IN13A-1824
Agile data management for curation of genomes to watershed datasets

Monday, 14 December 2015
Poster Hall (Moscone South)
Deb Agarwal1, Charukela Varadharajan2, Boris Faybishenko2 and Roelof Versteeg3, (1)LBNL, Berkeley, CA, United States, (2)Lawrence Berkeley National Laboratory, Berkeley, CA, United States, (3)Subsurface Insights, Hanover, NH, United States
Abstract:
A software platform is being developed for data management and assimilation [DMA] as part of the U.S. Department of Energy’s Genomes to Watershed Sustainable Systems Science Focus Area 2.0. The DMA components and capabilities are driven by the project science priorities and the development is based on agile development techniques. The goal of the DMA software platform is to enable users to integrate and synthesize diverse and disparate field, laboratory, and simulation datasets, including geological, geochemical, geophysical, microbiological, hydrological, and meteorological data across a range of spatial and temporal scales.

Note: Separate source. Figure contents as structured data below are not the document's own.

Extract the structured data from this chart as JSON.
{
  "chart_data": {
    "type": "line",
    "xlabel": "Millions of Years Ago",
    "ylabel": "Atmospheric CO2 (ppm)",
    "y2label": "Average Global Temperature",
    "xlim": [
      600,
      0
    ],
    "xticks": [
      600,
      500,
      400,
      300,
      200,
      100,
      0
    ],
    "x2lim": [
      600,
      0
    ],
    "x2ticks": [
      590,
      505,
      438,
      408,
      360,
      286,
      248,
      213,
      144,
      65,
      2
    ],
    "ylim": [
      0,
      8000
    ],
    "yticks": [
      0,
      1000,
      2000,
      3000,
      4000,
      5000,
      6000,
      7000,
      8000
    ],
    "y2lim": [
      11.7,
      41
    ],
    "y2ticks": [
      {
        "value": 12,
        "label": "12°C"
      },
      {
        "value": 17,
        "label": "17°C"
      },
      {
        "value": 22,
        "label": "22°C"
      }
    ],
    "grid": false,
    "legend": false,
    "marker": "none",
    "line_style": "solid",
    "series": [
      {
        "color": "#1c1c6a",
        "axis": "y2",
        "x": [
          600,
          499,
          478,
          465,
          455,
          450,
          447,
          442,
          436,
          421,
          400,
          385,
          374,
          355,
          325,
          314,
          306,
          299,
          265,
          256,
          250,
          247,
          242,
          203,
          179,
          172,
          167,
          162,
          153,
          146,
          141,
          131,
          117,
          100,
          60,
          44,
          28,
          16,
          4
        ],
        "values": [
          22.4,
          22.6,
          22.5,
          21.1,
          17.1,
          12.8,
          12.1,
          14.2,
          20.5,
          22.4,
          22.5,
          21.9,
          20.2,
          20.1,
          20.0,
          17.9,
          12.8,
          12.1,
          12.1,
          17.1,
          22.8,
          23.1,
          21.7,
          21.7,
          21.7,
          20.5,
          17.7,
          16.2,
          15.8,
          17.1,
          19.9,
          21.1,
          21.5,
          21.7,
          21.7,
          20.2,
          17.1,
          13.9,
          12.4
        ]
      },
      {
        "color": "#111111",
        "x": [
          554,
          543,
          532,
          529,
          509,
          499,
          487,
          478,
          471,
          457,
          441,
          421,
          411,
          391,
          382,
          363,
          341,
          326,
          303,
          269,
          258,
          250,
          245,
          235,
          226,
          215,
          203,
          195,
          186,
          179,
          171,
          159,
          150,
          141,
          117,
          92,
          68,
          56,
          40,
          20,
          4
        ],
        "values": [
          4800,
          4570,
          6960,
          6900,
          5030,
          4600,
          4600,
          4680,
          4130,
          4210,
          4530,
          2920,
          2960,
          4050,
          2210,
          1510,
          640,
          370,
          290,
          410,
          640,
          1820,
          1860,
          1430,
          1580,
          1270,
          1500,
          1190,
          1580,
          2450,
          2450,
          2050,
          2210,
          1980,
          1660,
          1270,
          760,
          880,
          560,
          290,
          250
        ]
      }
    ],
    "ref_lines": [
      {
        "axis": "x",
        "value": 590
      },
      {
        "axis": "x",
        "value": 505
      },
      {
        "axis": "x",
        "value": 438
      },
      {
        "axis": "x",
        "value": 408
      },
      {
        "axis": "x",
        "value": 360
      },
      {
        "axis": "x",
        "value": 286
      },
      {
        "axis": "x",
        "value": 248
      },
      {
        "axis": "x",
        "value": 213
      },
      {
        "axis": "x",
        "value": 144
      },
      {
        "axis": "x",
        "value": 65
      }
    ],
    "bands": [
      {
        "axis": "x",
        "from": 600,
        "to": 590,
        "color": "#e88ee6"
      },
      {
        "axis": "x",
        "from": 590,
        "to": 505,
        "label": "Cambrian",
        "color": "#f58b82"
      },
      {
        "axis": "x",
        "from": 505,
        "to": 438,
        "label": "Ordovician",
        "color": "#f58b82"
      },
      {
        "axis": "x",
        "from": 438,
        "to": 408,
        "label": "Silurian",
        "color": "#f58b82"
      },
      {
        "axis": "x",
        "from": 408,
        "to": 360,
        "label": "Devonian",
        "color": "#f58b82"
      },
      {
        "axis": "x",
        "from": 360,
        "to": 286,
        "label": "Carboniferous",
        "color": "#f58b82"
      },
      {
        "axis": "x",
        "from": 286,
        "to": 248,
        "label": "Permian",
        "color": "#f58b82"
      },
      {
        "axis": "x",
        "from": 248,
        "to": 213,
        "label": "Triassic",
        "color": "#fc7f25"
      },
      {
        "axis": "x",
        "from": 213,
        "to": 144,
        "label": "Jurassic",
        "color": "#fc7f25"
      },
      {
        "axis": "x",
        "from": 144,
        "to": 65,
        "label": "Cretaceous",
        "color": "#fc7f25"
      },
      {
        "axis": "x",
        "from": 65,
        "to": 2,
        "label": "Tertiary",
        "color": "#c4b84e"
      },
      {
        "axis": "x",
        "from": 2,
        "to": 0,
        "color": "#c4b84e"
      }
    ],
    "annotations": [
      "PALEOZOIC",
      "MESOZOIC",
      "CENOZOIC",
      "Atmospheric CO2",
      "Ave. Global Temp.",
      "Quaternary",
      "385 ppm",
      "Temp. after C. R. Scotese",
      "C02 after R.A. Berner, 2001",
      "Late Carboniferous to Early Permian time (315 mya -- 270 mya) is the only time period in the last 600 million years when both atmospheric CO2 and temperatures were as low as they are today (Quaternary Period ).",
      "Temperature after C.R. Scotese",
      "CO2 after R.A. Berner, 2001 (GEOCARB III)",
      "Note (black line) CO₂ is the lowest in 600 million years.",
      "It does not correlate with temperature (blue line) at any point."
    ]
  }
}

The DMA objectives are (a) developing an integrated interface to the datasets, (b) storing field monitoring data, laboratory analytical results of water and sediments samples collected into a database, (c) providing automated QA/QC analysis of data and (d) working with data providers to modify high-priority field and laboratory data collection and reporting procedures as needed. The first three objectives are driven by user needs, while the last objective is driven by data management needs.

The project needs and priorities are reassessed regularly with the users. After each user session we identify development priorities to match the identified user priorities. For instance, data QA/QC and collection activities have focused on the data and products needed for on-going scientific analyses (e.g. water level and geochemistry). We have also developed, tested and released a broker and portal that integrates diverse datasets from two different databases used for curation of project data. The development of the user interface was based on a user-centered design process involving several user interviews and constant interaction with data providers. The initial version focuses on the most requested feature – i.e. finding the data needed for analyses through an intuitive interface. Once the data is found, the user can immediately plot and download data through the portal. The resulting product has an interface that is more intuitive and presents the highest priority datasets that are needed by the users.

Our agile approach has enabled us to build a system that is keeping pace with the science needs while utilizing limited resources.